Первый раз я не поступила: в МГУ был очень большой конкурс, приоритет отдавался людям со стажем, а у меня его, естественно, не было. Год я отработала на Заводе им. Лихачева, жила в рабочем общежитии. У меня был мягкий режим воспитания и жизни, семья никогда ни в чем не нуждалась, поэтому такой достаточно тяжелый жизненный опыт мне был важен и нужен.
— Родители помогали вам? Вы чувствовали их поддержку, когда учились в Москве?
— Конечно! Но материально не так сильно, если сравнивать те времена с нынешними. У меня была приличная стипендия, ее хватало на жизнь. Когда я работала на ЗИЛе, я неплохо зарабатывала и приезжала к родителям с подарками, для меня это было важно — чувство ответственности, самостоятельности.
Наверное, это были главные качества, которые они мне привили: ответственность, добросовестность, порядочность. Причем не через слова и назидания, а через демонстрацию собственной жизни: как они строили отношения с друзьями, с коллегами.
Наш дом всегда был полон гостей, мы вместе отмечали праздники, пели песни (я окончила музыкальную школу, играла на гитаре). Родители всегда радовались, когда я приезжала из университета. Поскольку я оказалась в очень продвинутой среде и становилась все более критичной и рефлексирующей по поводу происходящего, они немного пугались моих изменений, но воспринимали их мужественно. Я безмерно благодарна им за то, что они принимали меня такой, какая я есть. Когда я привозила бесконечное количество друзей в гости, они всегда с радостью их встречали, общались с ними — у меня была очень принимающая и понимающая семья.

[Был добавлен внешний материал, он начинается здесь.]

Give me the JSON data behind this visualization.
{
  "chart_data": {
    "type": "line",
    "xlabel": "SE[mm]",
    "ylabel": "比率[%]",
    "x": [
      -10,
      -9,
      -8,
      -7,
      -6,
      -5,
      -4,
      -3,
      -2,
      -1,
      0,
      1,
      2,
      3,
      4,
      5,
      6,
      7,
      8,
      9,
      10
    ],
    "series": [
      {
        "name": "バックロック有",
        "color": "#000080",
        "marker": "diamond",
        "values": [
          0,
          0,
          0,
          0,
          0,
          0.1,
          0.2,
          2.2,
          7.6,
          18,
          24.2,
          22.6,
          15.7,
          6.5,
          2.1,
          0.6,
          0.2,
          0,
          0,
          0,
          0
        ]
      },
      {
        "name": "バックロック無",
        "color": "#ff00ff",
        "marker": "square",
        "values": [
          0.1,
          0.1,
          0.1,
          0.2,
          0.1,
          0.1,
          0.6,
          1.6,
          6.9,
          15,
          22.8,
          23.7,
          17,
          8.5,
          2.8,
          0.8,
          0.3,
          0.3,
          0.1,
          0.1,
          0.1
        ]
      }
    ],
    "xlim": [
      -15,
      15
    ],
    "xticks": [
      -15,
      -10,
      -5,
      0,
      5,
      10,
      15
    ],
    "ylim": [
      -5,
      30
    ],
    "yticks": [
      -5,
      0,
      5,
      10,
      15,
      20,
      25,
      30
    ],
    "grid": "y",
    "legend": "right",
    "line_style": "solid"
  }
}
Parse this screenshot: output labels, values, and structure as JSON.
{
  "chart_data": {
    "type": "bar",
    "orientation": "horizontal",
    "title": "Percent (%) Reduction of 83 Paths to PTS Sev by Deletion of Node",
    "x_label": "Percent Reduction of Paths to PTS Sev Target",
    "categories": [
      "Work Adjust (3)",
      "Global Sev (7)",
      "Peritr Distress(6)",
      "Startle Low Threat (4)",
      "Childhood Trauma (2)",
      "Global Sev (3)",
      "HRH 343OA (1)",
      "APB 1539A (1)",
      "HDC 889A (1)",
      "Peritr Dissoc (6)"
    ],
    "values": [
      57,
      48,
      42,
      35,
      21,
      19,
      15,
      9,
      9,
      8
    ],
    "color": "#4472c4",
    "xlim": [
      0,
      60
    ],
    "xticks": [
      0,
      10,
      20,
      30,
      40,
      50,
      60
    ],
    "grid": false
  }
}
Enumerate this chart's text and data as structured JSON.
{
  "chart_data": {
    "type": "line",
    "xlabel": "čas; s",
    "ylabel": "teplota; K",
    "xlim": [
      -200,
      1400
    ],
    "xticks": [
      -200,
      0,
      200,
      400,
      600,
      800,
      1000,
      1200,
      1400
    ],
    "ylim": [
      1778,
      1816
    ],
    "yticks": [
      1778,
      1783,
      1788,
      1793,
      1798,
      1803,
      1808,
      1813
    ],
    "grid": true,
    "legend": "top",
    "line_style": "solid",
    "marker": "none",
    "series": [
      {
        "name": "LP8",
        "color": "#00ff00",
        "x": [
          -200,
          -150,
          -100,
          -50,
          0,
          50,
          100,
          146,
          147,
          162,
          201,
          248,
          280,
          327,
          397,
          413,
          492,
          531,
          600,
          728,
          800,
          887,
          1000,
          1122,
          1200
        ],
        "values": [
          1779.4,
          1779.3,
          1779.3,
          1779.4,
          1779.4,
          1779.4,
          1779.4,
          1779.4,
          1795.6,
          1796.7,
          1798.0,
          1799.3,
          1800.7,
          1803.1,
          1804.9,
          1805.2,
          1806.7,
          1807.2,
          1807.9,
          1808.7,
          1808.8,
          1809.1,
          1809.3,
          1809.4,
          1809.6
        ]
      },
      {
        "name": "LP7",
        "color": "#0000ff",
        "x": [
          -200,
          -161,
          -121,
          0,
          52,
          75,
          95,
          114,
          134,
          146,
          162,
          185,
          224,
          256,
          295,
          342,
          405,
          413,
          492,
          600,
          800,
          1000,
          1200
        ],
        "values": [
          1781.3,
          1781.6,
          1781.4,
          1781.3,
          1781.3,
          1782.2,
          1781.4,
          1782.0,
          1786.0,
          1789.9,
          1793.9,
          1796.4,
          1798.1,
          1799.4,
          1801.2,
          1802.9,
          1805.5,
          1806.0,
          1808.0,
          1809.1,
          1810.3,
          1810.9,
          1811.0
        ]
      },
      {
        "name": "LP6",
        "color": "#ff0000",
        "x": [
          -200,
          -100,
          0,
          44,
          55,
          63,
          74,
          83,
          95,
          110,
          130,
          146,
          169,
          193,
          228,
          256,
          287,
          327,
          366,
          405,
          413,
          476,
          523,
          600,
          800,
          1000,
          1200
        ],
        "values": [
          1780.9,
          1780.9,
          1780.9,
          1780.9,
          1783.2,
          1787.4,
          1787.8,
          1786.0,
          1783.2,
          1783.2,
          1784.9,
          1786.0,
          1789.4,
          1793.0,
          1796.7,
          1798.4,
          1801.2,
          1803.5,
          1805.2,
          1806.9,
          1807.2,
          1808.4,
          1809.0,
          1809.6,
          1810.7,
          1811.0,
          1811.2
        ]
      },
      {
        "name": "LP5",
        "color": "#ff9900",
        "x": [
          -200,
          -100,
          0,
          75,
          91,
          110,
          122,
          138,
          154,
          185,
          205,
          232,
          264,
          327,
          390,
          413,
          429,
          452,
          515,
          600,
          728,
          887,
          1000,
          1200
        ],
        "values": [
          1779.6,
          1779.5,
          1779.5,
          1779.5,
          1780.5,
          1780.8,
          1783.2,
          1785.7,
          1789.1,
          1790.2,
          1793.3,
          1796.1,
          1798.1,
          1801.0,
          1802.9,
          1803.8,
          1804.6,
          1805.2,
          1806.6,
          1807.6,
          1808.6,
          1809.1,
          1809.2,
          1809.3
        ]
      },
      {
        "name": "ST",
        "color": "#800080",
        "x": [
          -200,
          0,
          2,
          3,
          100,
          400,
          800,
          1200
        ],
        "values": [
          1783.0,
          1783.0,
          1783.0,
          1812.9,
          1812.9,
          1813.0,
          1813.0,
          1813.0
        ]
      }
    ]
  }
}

— А как прошло ваше студенчество? Как на вас повлияла школа МГУ?
— В то время это был такой островок развития самостоятельного мышления. Преподаватели были невероятно интересные. Например, преподавательница такого странно звучащего сейчас предмета, как политическая экономия капитализма, водила нас на фильмы Тарковского, после которых у нас были бурные дискуссии. Помимо философии, с 9-го класса я увлекалась театром и кино. Параллельно с МГУ поступала в ГИТИС на театроведческий, благополучно не поступила, но любовь к театру у меня осталась. Был даже опыт создания своего маленького театра, но уже позже. А в университете кипела жизнь с обсуждениями, с книгами, которые только начали появляться: Фрейд, Ницше, Шопенгауэр, Адорно и многие другие. Студенческая жизнь, самостоятельная, философская, сыграла важную роль в моем становлении.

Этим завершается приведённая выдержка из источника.